Of Tech’s eight incoming transfers, five are upperclassmen and include St. Francis High School graduate Savannah Samuel (Boston College), Westlake graduate Brianna Turnage (Florida State), Grayson graduate Catharine Alben (Charleston Southern) and Lovejoy graduate La’Nya Foster (Austin Peay). Blair signed only two freshmen to her first squad.
Blair, a former Southern Methodist point guard who came to Tech from Maryland, also hired four new assistant coaches to help install her systems on the court.
“We’re going to be able to play at a really fast pace. That’s what our intention is,” she said. “Coming in and being able to play that up-tempo style and try to put a lot of points on the board, that’s what we want to do here at Georgia Tech.”
The Jackets make their debut Nov. 6 against Radford, the first game of a schedule that was nearly completed before Blair’s hiring in April. Tech has five consecutive home games to open the season before going to Georgia on Nov. 23 and is scheduled to play a tournament on the Cayman Islands. The team starts December at Texas A&M and goes to West Virginia on Dec. 11 before starting ACC play with a two-game road trip in mid-December.
“Our goal is to play in March.
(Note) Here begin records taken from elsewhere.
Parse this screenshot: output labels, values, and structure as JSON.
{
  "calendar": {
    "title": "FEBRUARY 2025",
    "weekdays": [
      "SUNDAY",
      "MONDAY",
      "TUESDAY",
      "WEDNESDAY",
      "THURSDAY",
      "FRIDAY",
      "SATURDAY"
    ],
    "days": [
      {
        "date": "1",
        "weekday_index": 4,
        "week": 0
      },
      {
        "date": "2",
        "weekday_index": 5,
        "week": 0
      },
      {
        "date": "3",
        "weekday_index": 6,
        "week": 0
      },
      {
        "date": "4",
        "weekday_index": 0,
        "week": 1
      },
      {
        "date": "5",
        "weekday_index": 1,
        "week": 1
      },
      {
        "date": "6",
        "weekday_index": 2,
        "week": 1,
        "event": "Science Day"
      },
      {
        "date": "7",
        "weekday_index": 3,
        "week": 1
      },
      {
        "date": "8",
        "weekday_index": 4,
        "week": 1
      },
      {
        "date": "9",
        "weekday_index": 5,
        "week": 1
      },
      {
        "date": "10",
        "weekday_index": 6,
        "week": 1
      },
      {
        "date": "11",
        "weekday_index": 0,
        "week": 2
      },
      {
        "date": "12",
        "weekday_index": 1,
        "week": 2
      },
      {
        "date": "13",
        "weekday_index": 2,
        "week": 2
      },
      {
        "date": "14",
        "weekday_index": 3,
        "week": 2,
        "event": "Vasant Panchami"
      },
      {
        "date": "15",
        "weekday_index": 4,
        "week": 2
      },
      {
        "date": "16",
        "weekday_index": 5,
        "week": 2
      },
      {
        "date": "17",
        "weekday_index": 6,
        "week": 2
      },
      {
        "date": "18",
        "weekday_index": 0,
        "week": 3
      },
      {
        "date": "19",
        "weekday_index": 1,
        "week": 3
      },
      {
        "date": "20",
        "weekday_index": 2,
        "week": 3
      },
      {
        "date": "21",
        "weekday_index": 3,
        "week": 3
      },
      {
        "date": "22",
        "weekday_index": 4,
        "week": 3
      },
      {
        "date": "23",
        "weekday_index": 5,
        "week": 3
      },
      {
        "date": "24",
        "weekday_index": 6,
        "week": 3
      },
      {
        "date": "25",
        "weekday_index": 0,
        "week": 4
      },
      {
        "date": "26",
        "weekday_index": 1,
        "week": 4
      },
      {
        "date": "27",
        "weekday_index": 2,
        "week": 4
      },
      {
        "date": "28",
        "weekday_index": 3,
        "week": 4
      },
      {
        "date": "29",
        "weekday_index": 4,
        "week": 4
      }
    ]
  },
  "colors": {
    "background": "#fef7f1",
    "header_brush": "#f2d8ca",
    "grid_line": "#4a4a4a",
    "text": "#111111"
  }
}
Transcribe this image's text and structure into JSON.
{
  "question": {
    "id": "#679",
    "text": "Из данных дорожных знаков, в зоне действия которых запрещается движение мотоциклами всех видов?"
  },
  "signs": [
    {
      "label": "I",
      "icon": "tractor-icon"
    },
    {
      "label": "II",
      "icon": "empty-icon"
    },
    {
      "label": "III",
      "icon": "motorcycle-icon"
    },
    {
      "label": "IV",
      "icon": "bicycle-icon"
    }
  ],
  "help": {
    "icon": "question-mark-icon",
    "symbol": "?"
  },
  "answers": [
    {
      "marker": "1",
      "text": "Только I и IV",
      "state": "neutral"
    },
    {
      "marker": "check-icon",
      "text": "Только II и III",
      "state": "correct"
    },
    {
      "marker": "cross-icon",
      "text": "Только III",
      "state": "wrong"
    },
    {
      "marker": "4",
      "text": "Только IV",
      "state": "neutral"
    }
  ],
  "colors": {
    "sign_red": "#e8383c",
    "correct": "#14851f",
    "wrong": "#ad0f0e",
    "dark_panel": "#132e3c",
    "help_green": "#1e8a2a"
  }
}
So we’re always going to be able to play a competitive schedule,” Blair said. “I want to be able to play those competitive schedules. As you guys know, the ACC is a really tough conference. So we’ve got to be prepared when we start those games in December and January, and the only way to be prepared is we’re going to have to play tough nonconference schedules to challenge ourselves, to learn about ourselves, and be able to get better.”